4. If as many numbers as we please in continued proportion are the least of those which have the same ratio with them, then the extremes of them are relatively prime.
5. Given as many ratios as we please in least numbers, to find numbers in continued proportion which are the least in the given ratios.
6. Plane numbers have to one another the ratio compounded of the ratios of their sides.
7. If there are as many numbers as we please in continued proportion, and the first does not measure the second, then neither does any other measure any other.
8. If there are as many numbers as we please in continued proportion, and the first measures the last, then it also measures the second.
9. If between two numbers there fall numbers in continued proportion with them, then, however many numbers fall between them in continued proportion, so many also fall in continued proportion between the numbers which have the same ratios with the original numbers.
10. If two numbers are relatively prime, and numbers fall between them in continued proportion, then, however many numbers fall between them in continued proportion, so many also fall between each of them and a unit in continued proportion.
11. If numbers fall between two numbers and a unit in continued proportion, then however many numbers fall between each of them and a unit in continued proportion, so many also fall between the numbers themselves in continued proportion.
12. Between two square numbers there is one mean proportional number, and the square has to the square the duplicate ratio of that which the side has to the side.
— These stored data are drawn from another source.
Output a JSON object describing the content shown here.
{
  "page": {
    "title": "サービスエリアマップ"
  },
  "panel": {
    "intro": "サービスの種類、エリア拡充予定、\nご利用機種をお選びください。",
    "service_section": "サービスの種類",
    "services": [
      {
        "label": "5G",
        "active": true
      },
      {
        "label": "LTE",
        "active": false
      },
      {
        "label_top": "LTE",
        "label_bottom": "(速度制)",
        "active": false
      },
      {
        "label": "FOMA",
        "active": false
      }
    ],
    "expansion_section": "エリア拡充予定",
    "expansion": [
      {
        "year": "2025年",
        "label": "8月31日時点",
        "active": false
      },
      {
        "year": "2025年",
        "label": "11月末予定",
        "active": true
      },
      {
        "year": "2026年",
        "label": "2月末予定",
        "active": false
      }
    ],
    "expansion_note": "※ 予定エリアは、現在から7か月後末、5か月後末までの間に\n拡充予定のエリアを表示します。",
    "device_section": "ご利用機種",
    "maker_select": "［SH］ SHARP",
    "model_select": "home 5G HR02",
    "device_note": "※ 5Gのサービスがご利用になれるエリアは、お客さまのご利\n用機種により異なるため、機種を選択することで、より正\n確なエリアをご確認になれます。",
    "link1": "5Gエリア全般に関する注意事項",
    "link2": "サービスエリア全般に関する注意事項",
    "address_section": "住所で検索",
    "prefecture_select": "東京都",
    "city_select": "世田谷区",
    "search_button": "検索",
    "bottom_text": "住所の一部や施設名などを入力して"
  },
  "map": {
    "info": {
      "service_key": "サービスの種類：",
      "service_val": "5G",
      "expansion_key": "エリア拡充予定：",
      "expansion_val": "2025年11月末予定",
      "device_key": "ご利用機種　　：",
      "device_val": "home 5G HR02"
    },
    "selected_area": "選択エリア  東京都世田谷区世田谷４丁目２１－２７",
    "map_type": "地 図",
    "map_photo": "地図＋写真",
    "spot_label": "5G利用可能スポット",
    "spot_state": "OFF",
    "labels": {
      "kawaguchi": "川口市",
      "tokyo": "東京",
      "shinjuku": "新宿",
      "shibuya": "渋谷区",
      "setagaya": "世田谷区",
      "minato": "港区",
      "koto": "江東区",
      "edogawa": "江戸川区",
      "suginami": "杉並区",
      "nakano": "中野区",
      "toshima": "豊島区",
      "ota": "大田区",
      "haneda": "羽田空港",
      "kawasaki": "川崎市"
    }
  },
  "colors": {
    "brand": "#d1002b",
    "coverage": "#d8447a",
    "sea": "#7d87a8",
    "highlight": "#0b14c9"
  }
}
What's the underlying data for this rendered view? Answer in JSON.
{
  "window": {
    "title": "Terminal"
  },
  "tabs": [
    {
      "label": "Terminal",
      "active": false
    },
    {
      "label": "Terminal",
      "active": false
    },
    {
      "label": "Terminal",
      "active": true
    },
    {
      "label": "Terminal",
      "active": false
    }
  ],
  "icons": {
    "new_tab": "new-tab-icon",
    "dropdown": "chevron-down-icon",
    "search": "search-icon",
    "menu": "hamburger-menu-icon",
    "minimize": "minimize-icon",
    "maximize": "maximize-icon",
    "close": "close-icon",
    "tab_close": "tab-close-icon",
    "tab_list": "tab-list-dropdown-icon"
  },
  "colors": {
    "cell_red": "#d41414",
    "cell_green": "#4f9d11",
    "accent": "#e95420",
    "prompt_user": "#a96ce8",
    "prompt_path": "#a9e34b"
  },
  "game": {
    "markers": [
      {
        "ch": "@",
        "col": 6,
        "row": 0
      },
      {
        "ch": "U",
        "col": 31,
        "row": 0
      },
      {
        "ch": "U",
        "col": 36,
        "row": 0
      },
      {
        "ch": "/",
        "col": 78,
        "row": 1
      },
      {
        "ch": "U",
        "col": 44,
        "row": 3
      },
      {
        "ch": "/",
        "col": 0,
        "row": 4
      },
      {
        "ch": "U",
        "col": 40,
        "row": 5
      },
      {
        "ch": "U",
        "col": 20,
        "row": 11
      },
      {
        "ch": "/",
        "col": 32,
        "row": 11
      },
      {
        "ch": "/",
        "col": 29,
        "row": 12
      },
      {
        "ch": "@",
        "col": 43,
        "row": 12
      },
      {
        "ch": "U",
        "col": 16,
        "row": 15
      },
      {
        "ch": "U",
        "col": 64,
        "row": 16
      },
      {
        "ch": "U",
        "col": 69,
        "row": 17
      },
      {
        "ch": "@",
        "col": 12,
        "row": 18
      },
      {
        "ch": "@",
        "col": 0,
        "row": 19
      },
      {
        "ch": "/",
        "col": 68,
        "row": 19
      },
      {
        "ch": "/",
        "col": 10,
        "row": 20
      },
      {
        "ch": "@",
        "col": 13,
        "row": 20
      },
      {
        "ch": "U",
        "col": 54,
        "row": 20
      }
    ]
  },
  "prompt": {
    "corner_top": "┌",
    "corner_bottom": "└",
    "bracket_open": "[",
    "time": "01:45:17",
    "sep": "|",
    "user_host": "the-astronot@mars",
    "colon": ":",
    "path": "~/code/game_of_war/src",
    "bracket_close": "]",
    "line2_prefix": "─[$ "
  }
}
13. Between two cubic numbers there are two mean proportional numbers, and the cube has to the cube the triplicate ratio of that which the side has to the side.
14. If there are as many numbers as we please in continued proportion, and each multiplied by itself makes some number, then the products are proportional; and, if the original numbers multiplied by the products make certain numbers, then the latter are also proportional.
15. If a square measures a square, then the side also measures the side; and, if the side measures the side, then the square also measures the square.
16. If a cubic number measures a cubic number, then the side also measures the side; and, if the side measures the side, then the cube also measures the cube.
17. If a square does not measure a square, then neither does the side measure the side; and, if the side does not measure the side, then neither does the square measure the square.
18. If a cubic number does not measure a cubic number, then neither does the side measure the side; and, if the side does not measure the side, then neither does the cube measure the cube.
19. Between two similar plane numbers there is one mean proportional number, and the plane number has to the plane number the ratio duplicate of that which the corresponding side has to the corresponding side.
20. Between two similar solid numbers there fall two mean proportional numbers, and the solid number has to the solid number the ratio triplicate of that which the corresponding side has to the corresponding side.
21. If one mean proportional number falls between two numbers, then the numbers are similar plane numbers.
22. If two mean proportional numbers fall between two numbers, then the numbers are similar solid numbers.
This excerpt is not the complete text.